Felix Loch riss die Augen weit auf, der Frust eines ganzen Jahres entlud sich in wildem Gebrüll, dann warf sich Vater Norbert mit feuchten Augen auf den neuen Rekordweltmeister - und plötzlich wurde die Szene zum Deja-vu.
Genau 350 Tage zuvor hatten Bundestrainer und Athlet in der Olympia-Bahn von Pyeongchang gehockt und den Schock der Niederlage verdaut. Am Sonntag verharrten sie nun in der Winterberger Eisrinne und genossen gemeinsam die emotionale Rückkehr auf den WM-Thron.
"Nach Olympia haben viele gezweifelt, ob ich es noch kann", sagte Loch mit einem breiten Grinsen: "Aber ich habe eigentlich nie an mir selbst gezweifelt. Ich habe Vollgas gegeben, und heute hat endlich wieder alles gepasst. Dieser Titel hat einen ganz großen Stellenwert."
Seit mehr als einem Jahr hatte er auf einen Sieg warten müssen, der Erfolg vor dem Österreicher Reinhard Egger und Europameister Semen Pavlichenko aus Russland war daher ein Befreiungsschlag.
Durch den sechsten WM-Triumph führt Loch nun gemeinsam mit Italiens Ikone Armin Zöggeler die Bestenliste an, und er rundete nebenbei das aus Sicht der WM-Gastgeber perfekte Wochenende ab.
Bereits Gold bei den Damen und im Doppelsitzer
Schon am Samstag hatte Olympiasiegerin Natalie Geisenberger WM-Gold geholt, die 30-Jährige fuhr mit Senkrechtstarterin Julia Taubitz zum Doppelsieg.
Bei den Doppelsitzern hatten Toni Eggert und Sascha Benecken die Nase vorn, die Thüringer verteidigten ihren Titel erfolgreich vor den Olympiasiegern Tobias Wendl/Tobias Arlt.
Diese Medaillen waren fest eingeplant, Trainer Norbert Loch hatte sie gefordert - mit Blick auf das Männer-Rennen herrschte vor dem Wochenende allerdings durchaus große Ungewissheit: Ohne Felix Loch in Topform fehlt Deutschland der Siegrodler.

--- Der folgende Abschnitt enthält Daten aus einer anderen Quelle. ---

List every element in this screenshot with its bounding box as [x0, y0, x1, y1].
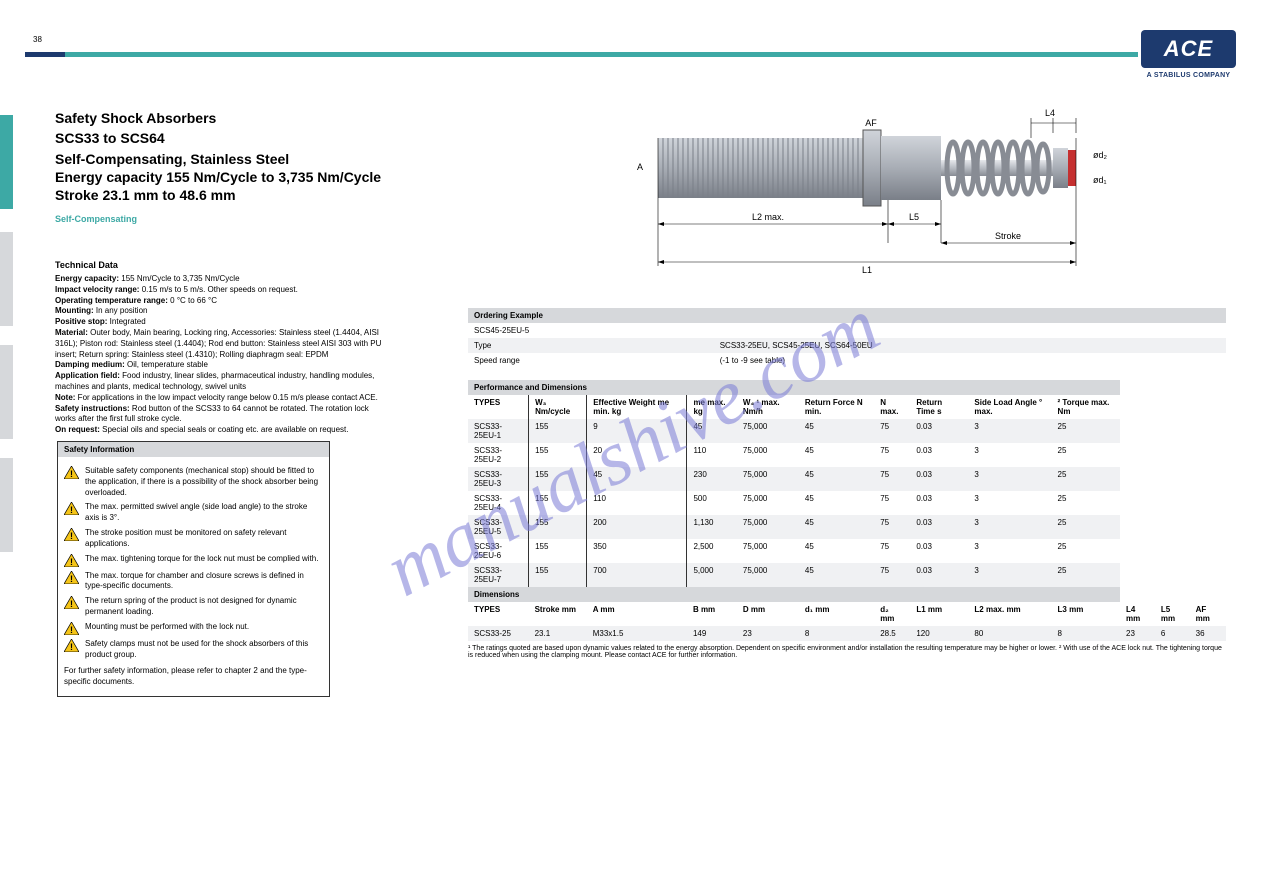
safety-row: ! The max. permitted swivel angle (side l… — [64, 502, 323, 524]
svg-text:L1: L1 — [862, 265, 872, 275]
ordering-header: Ordering Example — [468, 308, 1226, 323]
warning-icon: ! — [64, 596, 79, 618]
ordering-table: Ordering ExampleSCS45-25EU-5TypeSCS33-25… — [468, 308, 1226, 368]
dim-row: SCS33-2523.1M33x1.514923828.512080823636 — [468, 626, 1226, 641]
tech-data-body: Energy capacity: 155 Nm/Cycle to 3,735 N… — [55, 274, 385, 436]
side-tab — [0, 458, 13, 552]
perf-row: SCS33-25EU-115594575,00045750.03325 — [468, 419, 1226, 443]
warning-icon: ! — [64, 639, 79, 661]
safety-row: ! The return spring of the product is not… — [64, 596, 323, 618]
side-tab — [0, 232, 13, 326]
header-accent-bar — [25, 52, 1138, 57]
tech-item: Positive stop: Integrated — [55, 317, 385, 328]
svg-text:ød₁: ød₁ — [1093, 175, 1107, 185]
svg-text:A: A — [637, 162, 643, 172]
range-line: Energy capacity 155 Nm/Cycle to 3,735 Nm… — [55, 168, 381, 186]
safety-text: The max. torque for chamber and closure … — [85, 571, 323, 593]
performance-table: Performance and DimensionsTYPESW₃ Nm/cyc… — [468, 380, 1226, 641]
perf-row: SCS33-25EU-31554523075,00045750.03325 — [468, 467, 1226, 491]
safety-row: ! Mounting must be performed with the loc… — [64, 622, 323, 635]
safety-text: Safety clamps must not be used for the s… — [85, 639, 323, 661]
side-tab-active — [0, 115, 13, 209]
tech-item: On request: Special oils and special sea… — [55, 425, 385, 436]
svg-text:!: ! — [70, 625, 73, 635]
svg-text:!: ! — [70, 642, 73, 652]
perf-row: SCS33-25EU-21552011075,00045750.03325 — [468, 443, 1226, 467]
series-range: Self-Compensating, Stainless Steel Energ… — [55, 150, 381, 205]
ordering-row: TypeSCS33-25EU, SCS45-25EU, SCS64-50EU — [468, 338, 1226, 353]
perf-row: SCS33-25EU-51552001,13075,00045750.03325 — [468, 515, 1226, 539]
side-tab — [0, 345, 13, 439]
tech-item: Energy capacity: 155 Nm/Cycle to 3,735 N… — [55, 274, 385, 285]
warning-icon: ! — [64, 466, 79, 498]
tables-zone: Ordering ExampleSCS45-25EU-5TypeSCS33-25… — [468, 308, 1226, 659]
range-line: Stroke 23.1 mm to 48.6 mm — [55, 186, 381, 204]
table-footnote: ¹ The ratings quoted are based upon dyna… — [468, 645, 1226, 659]
tech-item: Application field: Food industry, linear… — [55, 371, 385, 393]
series-tagline: Self-Compensating — [55, 214, 137, 224]
svg-text:!: ! — [70, 557, 73, 567]
tech-item: Damping medium: Oil, temperature stable — [55, 360, 385, 371]
perf-row: SCS33-25EU-61553502,50075,00045750.03325 — [468, 539, 1226, 563]
safety-text: Suitable safety components (mechanical s… — [85, 466, 323, 498]
warning-icon: ! — [64, 554, 79, 567]
section-title: Safety Shock Absorbers — [55, 110, 216, 126]
svg-text:L5: L5 — [909, 212, 919, 222]
tech-item: Note: For applications in the low impact… — [55, 393, 385, 404]
brand-logo: ACE — [1141, 30, 1236, 68]
svg-text:ød₂: ød₂ — [1093, 150, 1108, 160]
svg-text:AF: AF — [865, 118, 877, 128]
safety-box-header: Safety Information — [58, 442, 329, 457]
safety-text: The max. tightening torque for the lock … — [85, 554, 323, 567]
ordering-row: Speed range(-1 to -9 see table) — [468, 353, 1226, 368]
tech-item: Material: Outer body, Main bearing, Lock… — [55, 328, 385, 360]
safety-row: ! The max. tightening torque for the lock… — [64, 554, 323, 567]
perf-row: SCS33-25EU-415511050075,00045750.03325 — [468, 491, 1226, 515]
safety-box: Safety Information ! Suitable safety comp… — [57, 441, 330, 697]
warning-icon: ! — [64, 571, 79, 593]
warning-icon: ! — [64, 528, 79, 550]
dim-colhdr: TYPESStroke mmA mmB mmD mmd₁ mmd₂ mmL1 m… — [468, 602, 1226, 626]
page-number: 38 — [33, 35, 42, 44]
safety-text: The max. permitted swivel angle (side lo… — [85, 502, 323, 524]
perf-row: SCS33-25EU-71557005,00075,00045750.03325 — [468, 563, 1226, 587]
warning-icon: ! — [64, 622, 79, 635]
safety-row: ! The max. torque for chamber and closure… — [64, 571, 323, 593]
svg-text:!: ! — [70, 505, 73, 515]
tech-data-heading: Technical Data — [55, 260, 118, 270]
dim-header: Dimensions — [468, 587, 1120, 602]
logo-block: ACE A STABILUS COMPANY — [1141, 30, 1236, 79]
tech-item: Operating temperature range: 0 °C to 66 … — [55, 296, 385, 307]
svg-text:L2 max.: L2 max. — [752, 212, 784, 222]
svg-text:L4: L4 — [1045, 108, 1055, 118]
ordering-row: SCS45-25EU-5 — [468, 323, 1226, 338]
product-diagram: L2 max. L5 Stroke L1 L4 A ød₂ ød₁ AF — [468, 98, 1228, 298]
svg-text:!: ! — [70, 599, 73, 609]
svg-text:!: ! — [70, 469, 73, 479]
safety-row: ! Safety clamps must not be used for the … — [64, 639, 323, 661]
safety-text: The stroke position must be monitored on… — [85, 528, 323, 550]
svg-text:!: ! — [70, 574, 73, 584]
warning-icon: ! — [64, 502, 79, 524]
tech-item: Impact velocity range: 0.15 m/s to 5 m/s… — [55, 285, 385, 296]
svg-text:!: ! — [70, 531, 73, 541]
safety-row: ! Suitable safety components (mechanical … — [64, 466, 323, 498]
perf-colhdr: TYPESW₃ Nm/cycleEffective Weight me min.… — [468, 395, 1226, 419]
safety-text: Mounting must be performed with the lock… — [85, 622, 323, 635]
safety-footnote: For further safety information, please r… — [64, 666, 323, 688]
brand-subtitle: A STABILUS COMPANY — [1141, 72, 1236, 79]
tech-item: Safety instructions: Rod button of the S… — [55, 404, 385, 426]
range-line: Self-Compensating, Stainless Steel — [55, 150, 381, 168]
safety-text: The return spring of the product is not … — [85, 596, 323, 618]
perf-header: Performance and Dimensions — [468, 380, 1120, 395]
svg-text:Stroke: Stroke — [995, 231, 1021, 241]
safety-box-body: ! Suitable safety components (mechanical … — [58, 457, 329, 696]
safety-row: ! The stroke position must be monitored o… — [64, 528, 323, 550]
tech-item: Mounting: In any position — [55, 306, 385, 317]
series-family: SCS33 to SCS64 — [55, 130, 165, 146]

Und die Form des einstigen Dominators gab seit rund zwei Jahren zunehmend Rätsel auf. Es setzte ungewohnt viele Niederlagen im Weltcup, Loch verlor zudem bei der WM 2017 in Igls seinen Titel - und bei den Winterspielen 2018 folgte der Schock.
Loch vergab das fast sichere Gold durch einen Fehler im letzten Lauf. Das saß. Seinen bis Sonntag letzten Sieg hatte er noch vor Olympia am 14. Januar 2018 in Oberhof eingefahren.
Starkes Mannschaftsergebnis freut den Bundestrainer
"Es war nicht ganz abzusehen, dass der Felix das hier schaffen würde", räumte sein Vater noch immer sichtbar aufgewühlt ein.
Der 29-Jährige habe in den vergangenen Monaten Fehler "beim Schlitten und der Fahrweise" gemacht, zudem sei das Männerfeld extrem eng zusammengerückt: "Aber Felix hat sich das in den vergangenen Tagen erarbeitet. Ich bin glücklich und stolz."
Zufrieden war er auch mit dem Olympia-Dritten Johannes Ludwig auf dem vierten Rang und dem starken WM-Debütanten Chris Eißler (5.).
Lochs Triumph war zudem auch Ausdruck der engen Zusammenarbeit im bayerischen Team: Die Kufen zur Rekordfahrt hatte er sich von Kollegin Geisenberger geliehen. "Heute war das genau die richtige Entscheidung", sagte Loch.
Und geht es nach seinem Vorbild Zöggeler, dann wird der Deutsche schon bald ganz alleiniger Rekordweltmeister sein. "Er wird das ausbauen, seine Karriere ist ja längst nicht vorbei", sagte der 45-Jährige.